Esther, a protagonista de O Ciclo das Águas, inspirada na história da paciente de Scliar, era uma delas. Filha de um mohel em uma aldeia da Polônia, ela se casa com o misterioso Mêndele, sujeito que foi para a América como menino e voltou homem feito, vestindo terno de casimira listrada. Promete fazer dela “rainha da América”, mas as coisas começam a ficar estranhas durante a viagem. Esther desembarca em Porto Alegre em 1929, onde passa a trabalhar em um bordel. Lá, engravida de um cliente. Seu filho, Marcos, estudará História Natural quando jovem, o que proporciona a metáfora da água, presente sob diversas formas ao longo do romance.

Depois de O Ciclo das Águas, outros romances sul-americanos abordaram o tema, a exemplo de Jovens Polacas (1993), da brasileira Esther Largman, La Polaca (2003), de Myrtha Schalom, e El Infierno Prometido (2006), de Elsa Drucaroff, ambas escritoras argentinas. No Brasil, inspirou também a peça teatral carioca As Polacas – Flores do Lodo (2011), escrita e dirigida por João das Neves, exibida em Porto Alegre em 2013.

E não apenas isso. João Bosco e Aldir Blanc citam as “jovens polacas” na letra da canção O Mestre-Sala dos Mares, que ganhou bela interpretação de Elis Regina em 1974, e o sambista Moreira da Silva compôs Judia Rara para uma polaca que havia sido sua amante: “A rosa não se compara / A essa judia rara / Criada no meu país / Rosa de amor sem espinhos / Diz que são meus seus carinhos / E eu sou um homem feliz”.

Sob o manto da ficção, O Ciclo das Águas revela o fato de as polacas terem sido marginalizadas dentro da comunidade judaica.
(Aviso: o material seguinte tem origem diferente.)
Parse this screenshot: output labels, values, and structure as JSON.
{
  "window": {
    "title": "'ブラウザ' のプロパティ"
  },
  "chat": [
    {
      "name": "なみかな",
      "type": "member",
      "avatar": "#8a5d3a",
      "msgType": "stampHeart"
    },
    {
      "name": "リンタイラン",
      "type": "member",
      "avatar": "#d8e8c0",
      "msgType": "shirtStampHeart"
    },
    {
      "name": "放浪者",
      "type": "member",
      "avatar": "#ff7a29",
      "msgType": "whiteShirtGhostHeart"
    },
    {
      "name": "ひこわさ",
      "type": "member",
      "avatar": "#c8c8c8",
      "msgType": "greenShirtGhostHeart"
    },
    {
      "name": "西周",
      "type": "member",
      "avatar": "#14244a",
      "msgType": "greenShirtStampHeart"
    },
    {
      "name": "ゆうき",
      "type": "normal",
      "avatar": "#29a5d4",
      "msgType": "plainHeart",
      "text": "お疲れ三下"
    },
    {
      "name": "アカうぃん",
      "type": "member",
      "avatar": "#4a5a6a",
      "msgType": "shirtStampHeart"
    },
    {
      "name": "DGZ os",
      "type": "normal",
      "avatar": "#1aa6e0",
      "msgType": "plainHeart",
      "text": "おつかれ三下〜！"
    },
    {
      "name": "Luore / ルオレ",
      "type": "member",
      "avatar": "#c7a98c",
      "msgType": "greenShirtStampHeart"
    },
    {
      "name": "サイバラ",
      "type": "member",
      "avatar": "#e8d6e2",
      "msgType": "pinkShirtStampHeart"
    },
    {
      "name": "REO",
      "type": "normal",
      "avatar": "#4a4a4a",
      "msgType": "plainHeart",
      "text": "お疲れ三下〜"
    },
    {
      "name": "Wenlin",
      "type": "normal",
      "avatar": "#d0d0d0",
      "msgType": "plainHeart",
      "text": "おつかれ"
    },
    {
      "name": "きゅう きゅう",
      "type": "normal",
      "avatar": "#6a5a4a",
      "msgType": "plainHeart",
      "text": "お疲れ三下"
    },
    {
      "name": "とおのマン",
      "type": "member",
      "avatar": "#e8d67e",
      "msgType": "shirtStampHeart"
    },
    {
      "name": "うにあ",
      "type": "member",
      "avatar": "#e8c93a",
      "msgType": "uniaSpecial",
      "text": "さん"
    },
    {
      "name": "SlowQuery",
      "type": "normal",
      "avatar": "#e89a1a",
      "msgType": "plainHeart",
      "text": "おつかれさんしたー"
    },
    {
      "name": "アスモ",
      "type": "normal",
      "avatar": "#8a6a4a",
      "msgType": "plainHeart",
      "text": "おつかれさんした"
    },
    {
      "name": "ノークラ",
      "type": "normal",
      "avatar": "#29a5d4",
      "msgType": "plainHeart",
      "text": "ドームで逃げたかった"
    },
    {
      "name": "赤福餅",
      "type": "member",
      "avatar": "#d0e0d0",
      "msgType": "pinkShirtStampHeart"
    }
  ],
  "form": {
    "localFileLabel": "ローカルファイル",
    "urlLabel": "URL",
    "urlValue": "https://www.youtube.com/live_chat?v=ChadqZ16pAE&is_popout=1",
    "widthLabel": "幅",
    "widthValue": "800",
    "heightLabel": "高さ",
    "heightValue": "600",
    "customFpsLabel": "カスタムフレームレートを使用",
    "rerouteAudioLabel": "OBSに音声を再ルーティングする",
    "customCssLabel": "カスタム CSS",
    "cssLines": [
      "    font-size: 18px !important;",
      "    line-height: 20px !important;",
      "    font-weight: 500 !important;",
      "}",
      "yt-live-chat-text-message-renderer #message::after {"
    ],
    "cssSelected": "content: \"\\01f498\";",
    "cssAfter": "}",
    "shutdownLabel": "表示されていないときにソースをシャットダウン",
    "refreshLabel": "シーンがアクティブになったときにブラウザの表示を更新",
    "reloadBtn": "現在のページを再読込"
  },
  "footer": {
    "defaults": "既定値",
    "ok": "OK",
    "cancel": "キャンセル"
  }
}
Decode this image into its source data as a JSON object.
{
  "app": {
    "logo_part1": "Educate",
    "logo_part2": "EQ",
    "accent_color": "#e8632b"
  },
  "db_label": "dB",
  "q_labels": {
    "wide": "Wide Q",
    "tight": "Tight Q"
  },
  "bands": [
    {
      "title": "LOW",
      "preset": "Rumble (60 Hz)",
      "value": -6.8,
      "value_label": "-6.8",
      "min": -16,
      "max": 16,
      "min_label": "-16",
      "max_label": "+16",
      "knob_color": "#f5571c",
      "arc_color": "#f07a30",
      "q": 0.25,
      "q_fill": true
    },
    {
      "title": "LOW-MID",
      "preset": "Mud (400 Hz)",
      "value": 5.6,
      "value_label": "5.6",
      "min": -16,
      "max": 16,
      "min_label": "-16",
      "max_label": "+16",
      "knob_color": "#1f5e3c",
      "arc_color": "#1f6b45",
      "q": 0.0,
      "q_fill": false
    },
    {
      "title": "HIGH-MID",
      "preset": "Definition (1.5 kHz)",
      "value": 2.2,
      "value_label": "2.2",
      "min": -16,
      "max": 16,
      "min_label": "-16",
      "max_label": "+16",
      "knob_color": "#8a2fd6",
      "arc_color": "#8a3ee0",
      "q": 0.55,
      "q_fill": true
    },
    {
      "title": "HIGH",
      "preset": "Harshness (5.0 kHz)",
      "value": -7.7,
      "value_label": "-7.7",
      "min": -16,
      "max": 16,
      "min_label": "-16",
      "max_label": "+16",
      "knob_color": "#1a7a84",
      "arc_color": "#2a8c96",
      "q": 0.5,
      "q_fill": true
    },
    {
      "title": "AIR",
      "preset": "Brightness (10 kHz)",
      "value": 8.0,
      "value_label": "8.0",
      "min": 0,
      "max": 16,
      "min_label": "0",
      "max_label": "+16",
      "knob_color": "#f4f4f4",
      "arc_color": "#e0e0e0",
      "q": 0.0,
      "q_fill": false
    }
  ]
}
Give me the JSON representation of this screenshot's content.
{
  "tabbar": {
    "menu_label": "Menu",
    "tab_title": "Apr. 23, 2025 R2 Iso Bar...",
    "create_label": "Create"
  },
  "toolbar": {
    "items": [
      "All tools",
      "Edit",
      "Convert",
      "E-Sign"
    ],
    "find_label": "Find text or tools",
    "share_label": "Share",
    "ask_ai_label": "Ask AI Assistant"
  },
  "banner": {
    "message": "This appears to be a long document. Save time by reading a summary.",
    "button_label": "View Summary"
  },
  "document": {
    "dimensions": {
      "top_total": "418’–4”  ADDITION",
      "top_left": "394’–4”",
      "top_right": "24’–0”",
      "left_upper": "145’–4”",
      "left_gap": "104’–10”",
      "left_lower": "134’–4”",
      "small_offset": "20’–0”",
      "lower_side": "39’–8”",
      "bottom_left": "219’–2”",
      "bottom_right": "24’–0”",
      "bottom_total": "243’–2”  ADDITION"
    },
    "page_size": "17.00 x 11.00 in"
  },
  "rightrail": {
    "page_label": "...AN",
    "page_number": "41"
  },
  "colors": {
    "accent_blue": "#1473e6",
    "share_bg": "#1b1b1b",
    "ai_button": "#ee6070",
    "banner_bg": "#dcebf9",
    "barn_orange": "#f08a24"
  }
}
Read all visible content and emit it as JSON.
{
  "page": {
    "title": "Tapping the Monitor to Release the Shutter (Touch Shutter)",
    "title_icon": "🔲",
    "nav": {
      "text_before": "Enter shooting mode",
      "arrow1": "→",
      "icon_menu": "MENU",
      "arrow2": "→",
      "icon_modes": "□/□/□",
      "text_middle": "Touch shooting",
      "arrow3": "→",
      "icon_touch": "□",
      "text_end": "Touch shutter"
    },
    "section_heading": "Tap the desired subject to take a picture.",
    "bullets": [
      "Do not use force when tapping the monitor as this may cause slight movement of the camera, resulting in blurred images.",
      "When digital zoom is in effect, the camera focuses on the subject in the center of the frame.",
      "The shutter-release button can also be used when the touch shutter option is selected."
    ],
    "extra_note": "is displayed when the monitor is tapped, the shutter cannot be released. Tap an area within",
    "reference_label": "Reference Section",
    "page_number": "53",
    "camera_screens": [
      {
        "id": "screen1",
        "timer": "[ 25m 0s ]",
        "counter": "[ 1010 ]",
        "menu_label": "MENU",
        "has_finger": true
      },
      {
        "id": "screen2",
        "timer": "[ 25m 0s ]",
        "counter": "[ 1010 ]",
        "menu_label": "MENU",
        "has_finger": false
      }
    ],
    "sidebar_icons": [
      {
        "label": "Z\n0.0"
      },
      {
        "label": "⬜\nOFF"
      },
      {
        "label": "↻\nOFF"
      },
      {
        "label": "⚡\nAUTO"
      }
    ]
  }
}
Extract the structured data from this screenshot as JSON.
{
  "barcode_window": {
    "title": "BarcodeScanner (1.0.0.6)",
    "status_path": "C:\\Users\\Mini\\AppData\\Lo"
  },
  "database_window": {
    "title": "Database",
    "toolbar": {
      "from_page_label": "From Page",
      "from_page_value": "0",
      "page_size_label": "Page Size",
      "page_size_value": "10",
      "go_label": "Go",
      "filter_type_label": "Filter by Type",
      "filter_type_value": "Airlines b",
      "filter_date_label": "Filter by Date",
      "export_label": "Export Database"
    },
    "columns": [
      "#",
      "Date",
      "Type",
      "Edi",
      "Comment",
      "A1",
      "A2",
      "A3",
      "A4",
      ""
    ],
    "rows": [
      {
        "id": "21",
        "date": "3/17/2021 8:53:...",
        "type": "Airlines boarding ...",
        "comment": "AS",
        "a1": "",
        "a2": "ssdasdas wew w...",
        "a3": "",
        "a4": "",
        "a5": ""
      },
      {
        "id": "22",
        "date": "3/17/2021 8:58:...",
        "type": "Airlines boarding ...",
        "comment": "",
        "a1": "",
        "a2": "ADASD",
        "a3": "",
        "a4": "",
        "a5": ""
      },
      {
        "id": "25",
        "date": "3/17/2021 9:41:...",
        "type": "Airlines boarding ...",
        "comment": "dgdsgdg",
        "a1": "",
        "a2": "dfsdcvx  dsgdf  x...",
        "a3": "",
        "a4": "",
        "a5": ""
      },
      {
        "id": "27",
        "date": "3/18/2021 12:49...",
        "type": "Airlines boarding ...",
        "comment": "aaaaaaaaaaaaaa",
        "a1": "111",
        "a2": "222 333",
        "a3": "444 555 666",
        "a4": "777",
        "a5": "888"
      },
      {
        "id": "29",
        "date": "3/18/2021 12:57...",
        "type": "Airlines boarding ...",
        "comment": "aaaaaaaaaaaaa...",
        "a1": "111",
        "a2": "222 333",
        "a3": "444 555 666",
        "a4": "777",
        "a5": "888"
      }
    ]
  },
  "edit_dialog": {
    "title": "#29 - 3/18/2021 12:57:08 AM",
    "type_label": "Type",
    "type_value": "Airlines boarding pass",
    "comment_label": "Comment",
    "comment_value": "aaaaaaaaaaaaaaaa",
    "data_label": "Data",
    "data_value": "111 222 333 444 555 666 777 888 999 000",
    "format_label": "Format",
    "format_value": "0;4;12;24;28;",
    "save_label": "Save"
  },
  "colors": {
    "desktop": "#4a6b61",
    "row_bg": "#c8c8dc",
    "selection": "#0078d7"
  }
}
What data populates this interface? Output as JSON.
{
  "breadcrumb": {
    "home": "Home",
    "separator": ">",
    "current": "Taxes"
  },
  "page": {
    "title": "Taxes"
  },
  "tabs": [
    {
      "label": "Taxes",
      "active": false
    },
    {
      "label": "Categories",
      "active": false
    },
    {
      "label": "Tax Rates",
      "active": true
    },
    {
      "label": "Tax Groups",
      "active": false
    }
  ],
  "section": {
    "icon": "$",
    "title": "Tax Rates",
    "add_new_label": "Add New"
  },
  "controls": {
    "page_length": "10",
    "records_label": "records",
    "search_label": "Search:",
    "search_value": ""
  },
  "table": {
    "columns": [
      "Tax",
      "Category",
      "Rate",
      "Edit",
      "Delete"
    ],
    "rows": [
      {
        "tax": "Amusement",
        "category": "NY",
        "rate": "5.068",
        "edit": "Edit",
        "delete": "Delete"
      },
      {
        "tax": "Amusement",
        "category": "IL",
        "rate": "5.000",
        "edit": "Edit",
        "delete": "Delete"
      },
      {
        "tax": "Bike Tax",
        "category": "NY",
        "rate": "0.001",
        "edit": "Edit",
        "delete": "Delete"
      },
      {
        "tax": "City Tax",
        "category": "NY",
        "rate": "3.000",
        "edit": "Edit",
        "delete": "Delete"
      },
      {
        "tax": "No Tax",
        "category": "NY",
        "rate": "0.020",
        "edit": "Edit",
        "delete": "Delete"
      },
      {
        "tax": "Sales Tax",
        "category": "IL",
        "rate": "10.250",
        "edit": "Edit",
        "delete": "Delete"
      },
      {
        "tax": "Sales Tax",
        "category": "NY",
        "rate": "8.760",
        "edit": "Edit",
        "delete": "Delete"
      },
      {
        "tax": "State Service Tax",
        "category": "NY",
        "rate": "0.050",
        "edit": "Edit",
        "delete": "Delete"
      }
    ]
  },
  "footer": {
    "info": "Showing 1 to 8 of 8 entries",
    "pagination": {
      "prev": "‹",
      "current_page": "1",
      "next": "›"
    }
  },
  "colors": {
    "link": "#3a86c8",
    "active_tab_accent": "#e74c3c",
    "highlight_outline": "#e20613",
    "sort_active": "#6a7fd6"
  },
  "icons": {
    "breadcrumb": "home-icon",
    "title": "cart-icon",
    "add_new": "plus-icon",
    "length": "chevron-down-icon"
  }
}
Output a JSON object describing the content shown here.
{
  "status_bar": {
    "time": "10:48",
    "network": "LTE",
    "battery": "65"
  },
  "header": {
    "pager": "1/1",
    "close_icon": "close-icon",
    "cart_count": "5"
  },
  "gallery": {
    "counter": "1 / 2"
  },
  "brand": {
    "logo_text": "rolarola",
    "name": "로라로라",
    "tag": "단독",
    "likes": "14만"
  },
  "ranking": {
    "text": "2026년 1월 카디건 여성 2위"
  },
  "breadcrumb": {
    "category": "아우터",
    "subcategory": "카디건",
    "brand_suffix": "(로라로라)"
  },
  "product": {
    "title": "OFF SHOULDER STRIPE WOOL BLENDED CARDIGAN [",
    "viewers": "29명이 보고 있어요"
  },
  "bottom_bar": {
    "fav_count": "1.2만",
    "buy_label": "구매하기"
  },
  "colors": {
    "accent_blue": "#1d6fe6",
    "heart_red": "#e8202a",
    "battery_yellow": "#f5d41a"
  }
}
Tiveram de criar, por exemplo, associações de ajuda mútua para construir suas sinagogas e cemitérios, uma luta pela memória que segue até hoje por meio do trabalho de historiadores e historiadoras. Uma abordagem referencial nesse sentido está no livro Baile de Máscaras (Imago), da pesquisadora Beatriz Kushnir, além de inúmeros estudos que têm sido realizados sobre o tema. O que fica da leitura de O Ciclo das Águas é que Scliar encarnou a literatura como farol que ilumina as grandes questões da sociedade.